Perhaps the most obvious aspect of the exaggerated pricing comes from the type of tuna itself. Unlike the tuna that you’ll typically see lining store shelves, bluefin is the best of the best. Huge, long-lived and full of flavour, they are the kings of the sea, famous for their heavily marbled flesh and, when properly cared for, distinctive and complex flavour. Tuna tins, by contrast, typically come from much smaller species such as albacore, that are fast-growing and easy to catch. While bluefins can grow to almost 10 foot and tip the scales at about half a tonne, albacore barely reach more than three foot and weigh only 110 pounds. The two animals are worlds apart.

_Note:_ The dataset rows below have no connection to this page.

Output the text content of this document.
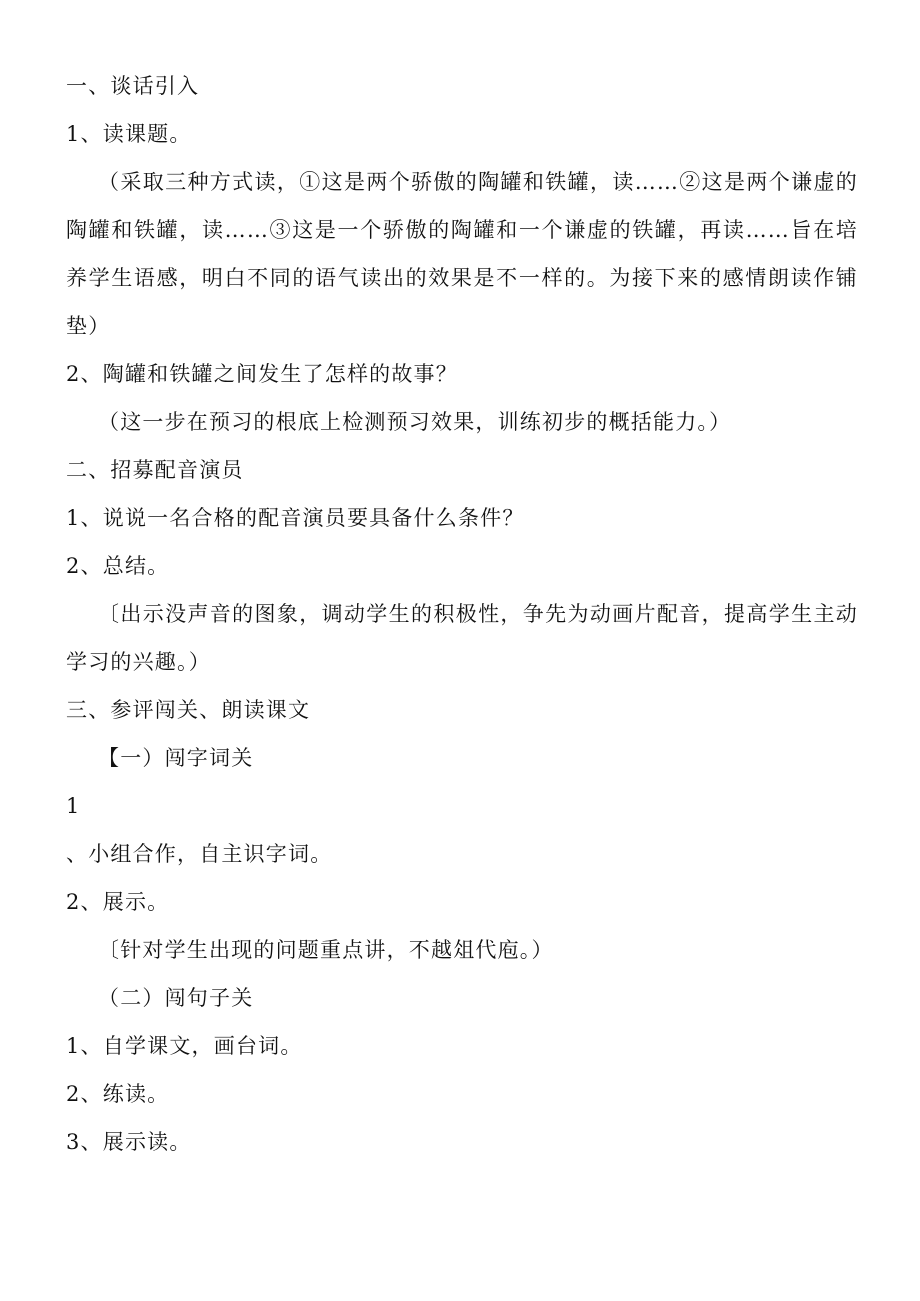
一、谈话引入
1、读课题。
（采取三种方式读，①这是两个骄傲的陶罐和铁罐，读……②这是两个谦虚的陶罐和铁罐，读……③这是一个骄傲的陶罐和一个谦虚的铁罐，再读……旨在培养学生语感，明白不同的语气读出的效果是不一样的。为接下来的感情朗读作铺垫）
2、陶罐和铁罐之间发生了怎样的故事？
（这一步在预习的根底上检测预习效果，训练初步的概括能力。）
二、招募配音演员
1、说说一名合格的配音演员要具备什么条件？
2、总结。
〔出示没声音的图象，调动学生的积极性，争先为动画片配音，提高学生主动学习的兴趣。）
三、参评闯关、朗读课文
【一）闯字词关
1
、小组合作，自主识字词。
2、展示。
〔针对学生出现的问题重点讲，不越俎代庖。）
（二）闯句子关
1、自学课文，画台词。
2、练读。
3、展示读。
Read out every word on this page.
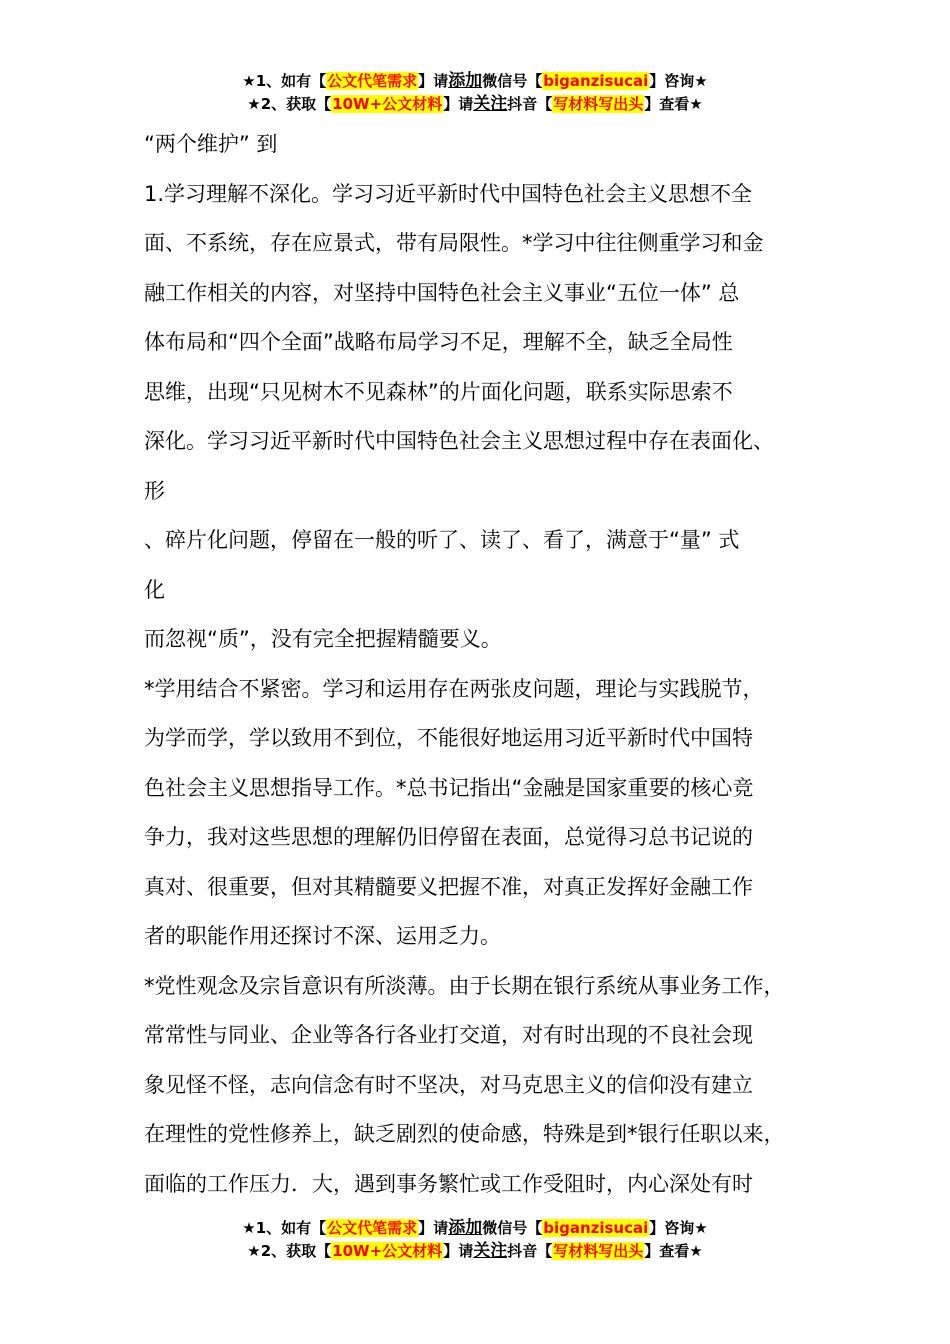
★1、如有【公文代笔需求】请添加微信号【biganzisucai】咨询★
★2、获取【10W+公文材料】请关注抖音【写材料写出头】查看★
“两个维护” 到
1.学习理解不深化。学习习近平新时代中国特色社会主义思想不全
面、不系统，存在应景式，带有局限性。*学习中往往侧重学习和金
融工作相关的内容，对坚持中国特色社会主义事业“五位一体” 总
体布局和“四个全面”战略布局学习不足，理解不全，缺乏全局性
思维，出现“只见树木不见森林”的片面化问题，联系实际思索不
深化。学习习近平新时代中国特色社会主义思想过程中存在表面化、
形
、碎片化问题，停留在一般的听了、读了、看了，满意于“量” 式
化
而忽视“质”，没有完全把握精髓要义。
*学用结合不紧密。学习和运用存在两张皮问题，理论与实践脱节，
为学而学，学以致用不到位，不能很好地运用习近平新时代中国特
色社会主义思想指导工作。*总书记指出“金融是国家重要的核心竞
争力，我对这些思想的理解仍旧停留在表面，总觉得习总书记说的
真对、很重要，但对其精髓要义把握不准，对真正发挥好金融工作
者的职能作用还探讨不深、运用乏力。
*党性观念及宗旨意识有所淡薄。由于长期在银行系统从事业务工作，
常常性与同业、企业等各行各业打交道，对有时出现的不良社会现
象见怪不怪，志向信念有时不坚决，对马克思主义的信仰没有建立
在理性的党性修养上，缺乏剧烈的使命感，特殊是到*银行任职以来，
面临的工作压力．大，遇到事务繁忙或工作受阻时，内心深处有时
★1、如有【公文代笔需求】请添加微信号【biganzisucai】咨询★
★2、获取【10W+公文材料】请关注抖音【写材料写出头】查看★
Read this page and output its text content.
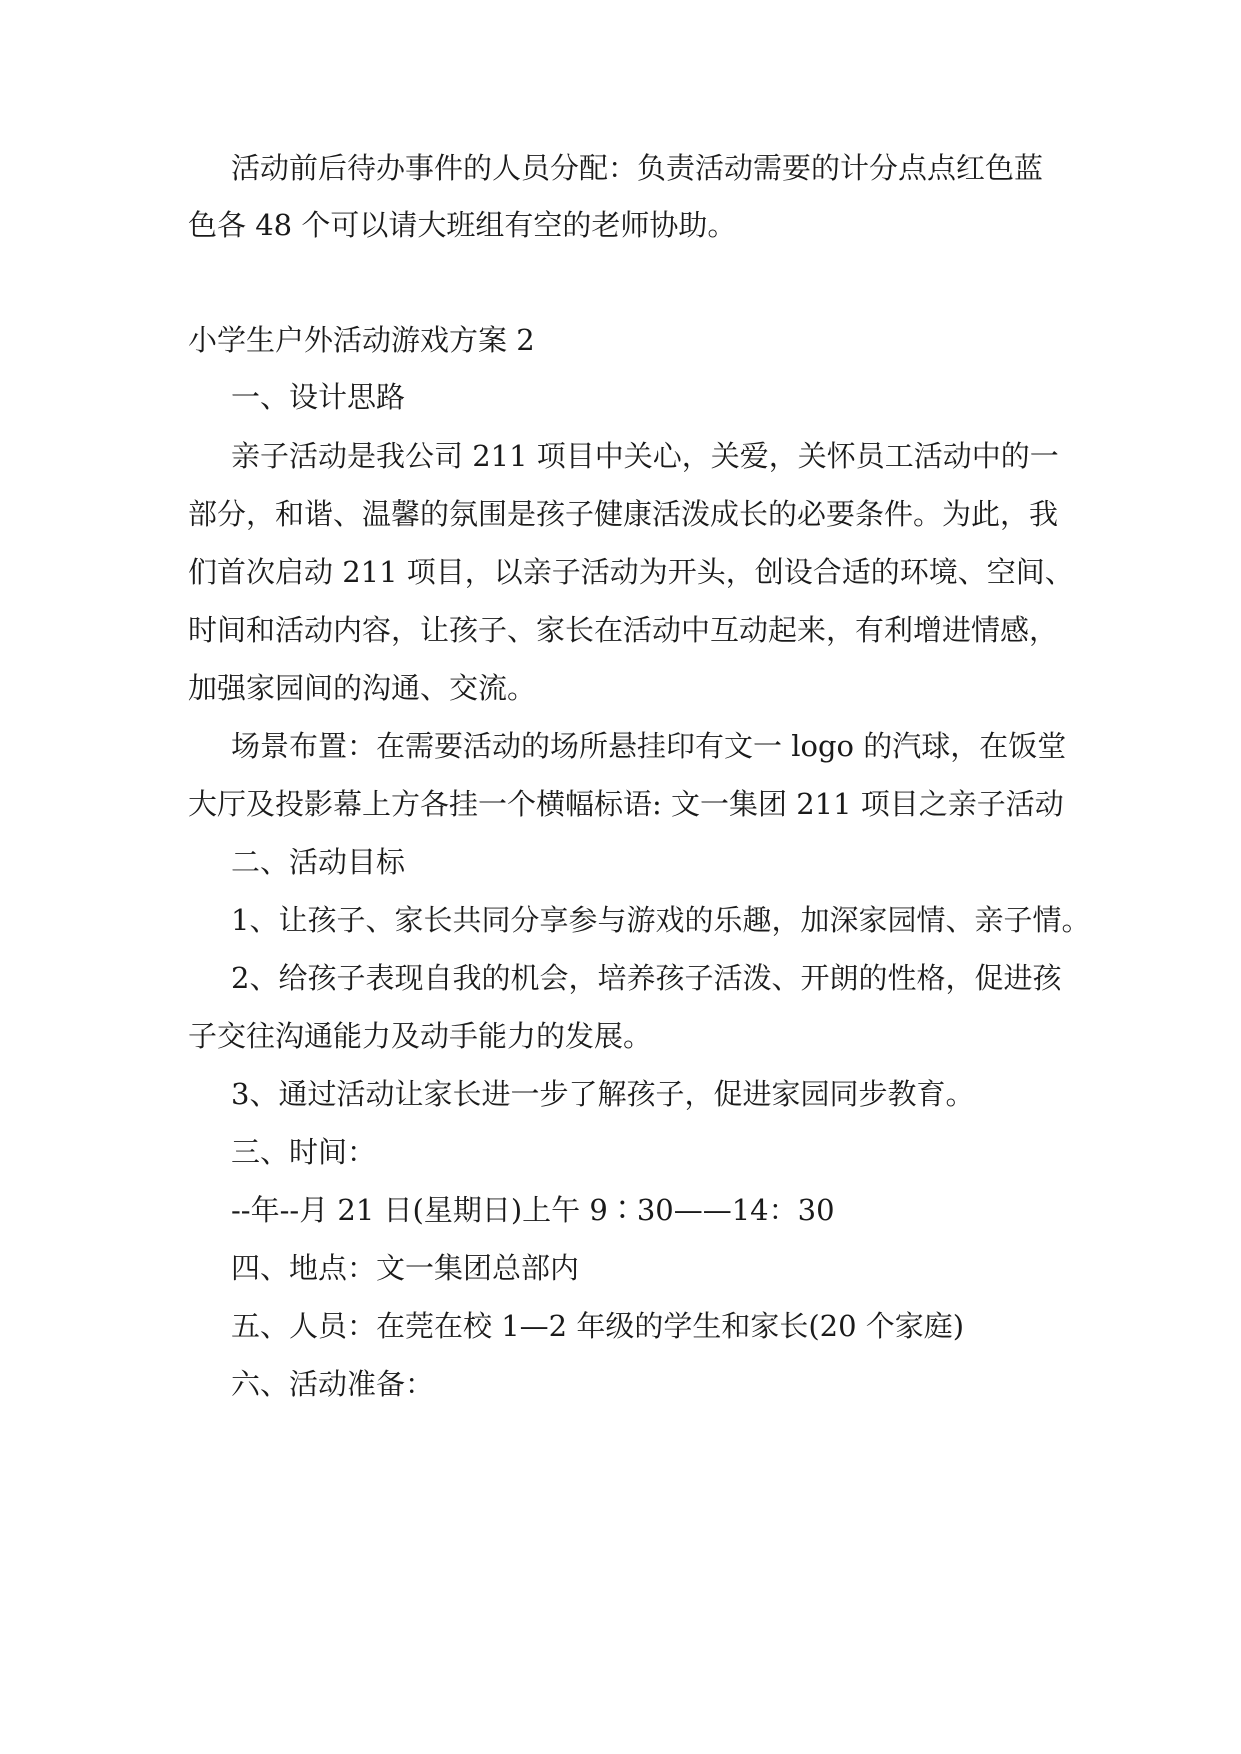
活动前后待办事件的人员分配：负责活动需要的计分点点红色蓝

色各 48 个可以请大班组有空的老师协助。

小学生户外活动游戏方案 2

一、设计思路

亲子活动是我公司 211 项目中关心，关爱，关怀员工活动中的一

部分，和谐、温馨的氛围是孩子健康活泼成长的必要条件。为此，我

们首次启动 211 项目，以亲子活动为开头，创设合适的环境、空间、

时间和活动内容，让孩子、家长在活动中互动起来，有利增进情感，

加强家园间的沟通、交流。

场景布置：在需要活动的场所悬挂印有文一 logo 的汽球，在饭堂

大厅及投影幕上方各挂一个横幅标语: 文一集团 211 项目之亲子活动

二、活动目标

1、让孩子、家长共同分享参与游戏的乐趣，加深家园情、亲子情。

2、给孩子表现自我的机会，培养孩子活泼、开朗的性格，促进孩

子交往沟通能力及动手能力的发展。

3、通过活动让家长进一步了解孩子，促进家园同步教育。

三、时间：

--年--月 21 日(星期日)上午 9∶30——14：30

四、地点：文一集团总部内

五、人员：在莞在校 1—2 年级的学生和家长(20 个家庭)

六、活动准备：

It is because of bluefin’s famous flavour and distinctive flesh that it is the most sought after ingredient for the world’s high-end sushi restaurants. Known as “toro”, the meat is considered a key component of any sushi menu worth its salt. However, even among bluefins, not all toro is created equal. According to Derek Wilcox, chef at Shoji in New York, where you source your tuna can be just as important as what you buy. In an interview with Insider, Wilcox revealed that the most expensive bluefin invariably comes from Oma in Japan, and can cost as much as “$400 a pound”. Unsurprisingly, the $3 million fish was an Oma tuna, harvested in peak season.
There is also a more subtle reason why Japanese fish sits at the top of the tuna tree. Aside from the quality of the meat, Japanese bureaucracy typically means that the fish has to swim through more legal hoops than elsewhere, often going from the fisherman to a collective and to the government who run the auction itself. After bidding, the fish can even end up going through several different wholesalers, before eventually making its way into a restaurant and onto your plate. With every stage, an extra few dollars are added to the price, explaining how it can snowball so rapidly. In his Insider interview, Wilcox also noted that “All high-end fish are auctioned in Japan. Fish that's more sought after, that's caught in a better place, that's handled better, that's clearly better quality will go for a higher price, and...fisherman will get more of the money.” It might make it more costly, but the general consensus is that the Japanese approach is ultimately better for the consumer.
As much as the process contributes towards the exorbitant price tag, there is another, less palatable reason why a 612-pound bluefin might now cost $3 million. As demand for sushi has grown around the world, the pressure to fish more bluefin has ratcheted up to the point where the species itself is under serious threat. Some estimates suggest that Pacific stocks have been depleted by as much as 96 per cent, putting bluefin on the verge of extinction. As the animals become increasingly difficult to find, so too does the price increase. As Jamie Gibbon, associate manager for global tuna conservation at The Pew Charitable Trusts, told NBC News, "the celebration surrounding the annual Pacific bluefin auction hides how deeply in trouble this species really is."
The sight of anything being sold for $3 million, let alone a fish, is understandably going to attract attention. However, as we begin to understand more about our oceans, it’s becoming clear that the price we’re paying may be more than monetary. The pomp and ceremony of the auction is certainly a spectacle. But if we don’t act quickly, it looks like the days of seafood bidding wars may well be numbered.